Once the expended magazine is clear of the grip and magwell, pull the left hand toward you—about an inch and a half—and feed the loaded magazine into the magwell from between the index and middle fingers. “Follow” the magazine into the grip with the base of the left hand to seat the charged magazine.
You now have a recharged small gun—where round count may really matter—and can shoot if you must with the strong hand.
We encounter three objections when we teach this, but they are usually answered with even a little practice. The first and most worrisome is the perception of an insecure grip on the pistol with the pinky, ring and part of the middle fingers off the gun during the transfer. This rarely survives the “dry” practice that should always precede a technique addition like this. When the motions run together—go for smooth, let speed come as a by-product—you’ll discover that both hands are actually on the gun at the crucial juncture. Certainly, it’s possible to jostle the firearm out of control, but this is true with many other manipulations (including the “flip” motion essential to many of us to reach the mag release even on a full-sized gun), and why we dry practice extensively, and first.
Second is the receipt position/fingers for the spent magazine. Some folks like to retain the more important mag—the full one—the most surely, that is with thumb and forefinger. We understand why, but remember that the thumb must be free for release actuation. Any other solution adds both time and movements—some of them quite convoluted—so we apply Occam’s Razor here.
Lastly, rely most on the strong hand thumb and forefinger to retain the pistol. Remember, that thumb grip has not been compromised by reaching for the magazine release, so its position is still strong against the index finger on the other side of the gun. If you try to use the middle finger too much, you run the risk of resisting the press of the mag release on the right side of the pistol, defeating the thumb pushing from the left.
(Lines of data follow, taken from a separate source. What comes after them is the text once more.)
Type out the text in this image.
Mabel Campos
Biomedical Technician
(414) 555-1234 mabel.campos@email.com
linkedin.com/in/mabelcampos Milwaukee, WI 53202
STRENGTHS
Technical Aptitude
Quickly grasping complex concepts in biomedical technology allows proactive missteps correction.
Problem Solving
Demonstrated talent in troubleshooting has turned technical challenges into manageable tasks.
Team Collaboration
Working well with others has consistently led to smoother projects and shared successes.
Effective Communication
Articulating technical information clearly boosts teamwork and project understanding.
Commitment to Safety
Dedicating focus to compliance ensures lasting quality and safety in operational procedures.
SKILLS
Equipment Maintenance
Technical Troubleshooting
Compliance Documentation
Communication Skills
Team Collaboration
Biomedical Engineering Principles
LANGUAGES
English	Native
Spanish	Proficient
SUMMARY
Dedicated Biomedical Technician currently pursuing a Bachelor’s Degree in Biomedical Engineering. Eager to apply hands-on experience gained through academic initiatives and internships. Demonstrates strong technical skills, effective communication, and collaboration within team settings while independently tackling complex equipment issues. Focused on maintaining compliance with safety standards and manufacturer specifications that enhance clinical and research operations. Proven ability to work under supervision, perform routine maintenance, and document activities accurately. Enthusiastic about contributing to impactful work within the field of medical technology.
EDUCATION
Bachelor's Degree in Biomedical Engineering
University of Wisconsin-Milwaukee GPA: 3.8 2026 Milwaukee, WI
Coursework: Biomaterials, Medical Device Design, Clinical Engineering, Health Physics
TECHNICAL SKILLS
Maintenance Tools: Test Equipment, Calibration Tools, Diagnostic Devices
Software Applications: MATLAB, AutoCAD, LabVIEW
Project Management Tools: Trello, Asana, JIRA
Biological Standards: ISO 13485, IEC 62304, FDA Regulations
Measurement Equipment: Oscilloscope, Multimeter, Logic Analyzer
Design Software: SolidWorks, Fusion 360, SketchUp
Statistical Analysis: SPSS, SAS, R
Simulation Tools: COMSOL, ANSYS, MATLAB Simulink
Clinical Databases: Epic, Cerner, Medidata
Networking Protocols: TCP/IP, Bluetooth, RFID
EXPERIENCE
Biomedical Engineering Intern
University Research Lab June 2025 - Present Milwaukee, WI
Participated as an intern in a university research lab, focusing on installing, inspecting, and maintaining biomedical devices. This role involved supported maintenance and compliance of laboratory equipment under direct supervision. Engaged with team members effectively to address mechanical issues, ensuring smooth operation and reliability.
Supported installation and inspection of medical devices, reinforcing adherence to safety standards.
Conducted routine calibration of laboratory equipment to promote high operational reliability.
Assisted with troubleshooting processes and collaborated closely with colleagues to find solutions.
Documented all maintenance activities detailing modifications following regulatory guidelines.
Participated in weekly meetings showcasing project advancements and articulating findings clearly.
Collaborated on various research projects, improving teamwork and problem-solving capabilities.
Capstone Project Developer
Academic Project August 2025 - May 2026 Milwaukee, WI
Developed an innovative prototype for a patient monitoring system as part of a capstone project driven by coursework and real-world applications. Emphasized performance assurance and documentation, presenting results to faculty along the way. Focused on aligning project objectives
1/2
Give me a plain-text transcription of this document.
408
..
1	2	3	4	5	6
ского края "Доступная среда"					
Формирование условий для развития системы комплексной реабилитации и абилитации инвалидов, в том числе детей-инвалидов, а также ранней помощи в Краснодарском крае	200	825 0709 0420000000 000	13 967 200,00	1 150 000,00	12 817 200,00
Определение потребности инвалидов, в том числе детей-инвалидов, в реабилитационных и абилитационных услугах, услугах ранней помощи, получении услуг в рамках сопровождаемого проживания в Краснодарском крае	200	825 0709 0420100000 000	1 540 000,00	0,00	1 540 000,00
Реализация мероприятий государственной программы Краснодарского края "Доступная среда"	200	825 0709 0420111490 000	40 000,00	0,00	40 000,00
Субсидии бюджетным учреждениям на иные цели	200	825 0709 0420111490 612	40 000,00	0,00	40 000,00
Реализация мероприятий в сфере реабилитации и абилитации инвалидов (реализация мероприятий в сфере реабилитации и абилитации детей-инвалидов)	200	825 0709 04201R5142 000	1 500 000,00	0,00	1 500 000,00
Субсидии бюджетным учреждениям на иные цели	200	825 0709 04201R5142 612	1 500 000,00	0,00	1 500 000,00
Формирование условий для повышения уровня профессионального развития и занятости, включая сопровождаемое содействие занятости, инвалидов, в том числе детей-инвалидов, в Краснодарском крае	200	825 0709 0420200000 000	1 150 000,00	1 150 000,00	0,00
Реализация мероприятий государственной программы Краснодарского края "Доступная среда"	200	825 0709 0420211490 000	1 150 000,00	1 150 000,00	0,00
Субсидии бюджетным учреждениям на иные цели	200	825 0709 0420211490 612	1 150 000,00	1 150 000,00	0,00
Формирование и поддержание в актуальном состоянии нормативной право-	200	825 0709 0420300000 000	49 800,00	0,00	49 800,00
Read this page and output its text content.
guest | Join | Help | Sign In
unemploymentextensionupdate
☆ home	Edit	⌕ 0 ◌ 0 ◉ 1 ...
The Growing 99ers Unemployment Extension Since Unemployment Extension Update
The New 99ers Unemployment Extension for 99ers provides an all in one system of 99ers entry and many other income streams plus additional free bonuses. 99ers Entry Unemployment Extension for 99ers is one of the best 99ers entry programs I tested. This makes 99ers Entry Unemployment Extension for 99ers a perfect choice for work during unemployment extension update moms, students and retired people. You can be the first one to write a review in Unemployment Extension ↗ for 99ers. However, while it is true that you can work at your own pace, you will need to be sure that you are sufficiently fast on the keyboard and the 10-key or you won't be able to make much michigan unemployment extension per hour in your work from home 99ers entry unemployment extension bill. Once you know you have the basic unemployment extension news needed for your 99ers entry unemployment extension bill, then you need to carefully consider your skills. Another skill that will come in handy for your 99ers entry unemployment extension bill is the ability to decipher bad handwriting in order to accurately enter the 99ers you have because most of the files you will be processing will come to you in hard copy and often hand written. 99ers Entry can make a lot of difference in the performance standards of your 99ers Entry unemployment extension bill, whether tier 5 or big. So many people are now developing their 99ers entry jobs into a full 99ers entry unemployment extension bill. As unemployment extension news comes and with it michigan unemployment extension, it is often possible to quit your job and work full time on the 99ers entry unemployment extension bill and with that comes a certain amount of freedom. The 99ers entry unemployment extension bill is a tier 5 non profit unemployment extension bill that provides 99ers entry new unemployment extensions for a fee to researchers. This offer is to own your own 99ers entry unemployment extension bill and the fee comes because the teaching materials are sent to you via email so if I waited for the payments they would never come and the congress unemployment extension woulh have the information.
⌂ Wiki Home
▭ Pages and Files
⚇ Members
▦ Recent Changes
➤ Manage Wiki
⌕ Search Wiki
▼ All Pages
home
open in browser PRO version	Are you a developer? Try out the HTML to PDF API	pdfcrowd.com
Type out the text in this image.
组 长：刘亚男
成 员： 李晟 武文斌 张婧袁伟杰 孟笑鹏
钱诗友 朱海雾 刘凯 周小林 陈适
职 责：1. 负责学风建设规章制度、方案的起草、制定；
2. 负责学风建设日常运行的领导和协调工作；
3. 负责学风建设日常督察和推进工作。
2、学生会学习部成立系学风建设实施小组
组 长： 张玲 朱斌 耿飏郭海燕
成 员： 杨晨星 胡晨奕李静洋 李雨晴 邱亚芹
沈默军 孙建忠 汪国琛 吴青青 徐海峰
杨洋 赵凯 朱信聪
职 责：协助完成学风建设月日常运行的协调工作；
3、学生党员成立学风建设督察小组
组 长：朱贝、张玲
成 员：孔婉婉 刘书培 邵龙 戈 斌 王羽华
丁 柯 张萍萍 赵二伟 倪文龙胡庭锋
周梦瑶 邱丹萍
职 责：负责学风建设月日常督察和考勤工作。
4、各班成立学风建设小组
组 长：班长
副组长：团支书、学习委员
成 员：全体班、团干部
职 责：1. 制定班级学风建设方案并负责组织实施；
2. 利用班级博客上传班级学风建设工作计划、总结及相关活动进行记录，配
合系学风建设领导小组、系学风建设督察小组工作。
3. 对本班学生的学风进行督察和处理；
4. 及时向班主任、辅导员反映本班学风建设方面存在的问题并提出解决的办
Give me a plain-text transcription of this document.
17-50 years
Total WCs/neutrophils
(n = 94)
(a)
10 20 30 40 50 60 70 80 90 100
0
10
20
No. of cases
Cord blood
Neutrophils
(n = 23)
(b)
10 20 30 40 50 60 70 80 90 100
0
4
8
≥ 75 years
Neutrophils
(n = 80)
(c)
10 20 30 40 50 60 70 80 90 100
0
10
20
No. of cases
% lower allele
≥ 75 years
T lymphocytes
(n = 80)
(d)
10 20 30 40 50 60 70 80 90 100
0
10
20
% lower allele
This is a highly individual issue, and more likely on some guns than on others. Practice solves this one easily, too.
There are a couple of benefits you might call “hidden” in this technique. People with small hands find it helpful on full-sized pistols because it’s so relatively powerful: Instead of straining to reach—much less press—the magazine release with the right thumb, they can apply left-thumb pressure with precision.
Finally, note that storage of that spent magazine is now on the very end of the process. It need have no impact on a post-reload shot, though you’ll want to practice strong hand only, right?Now Carry on.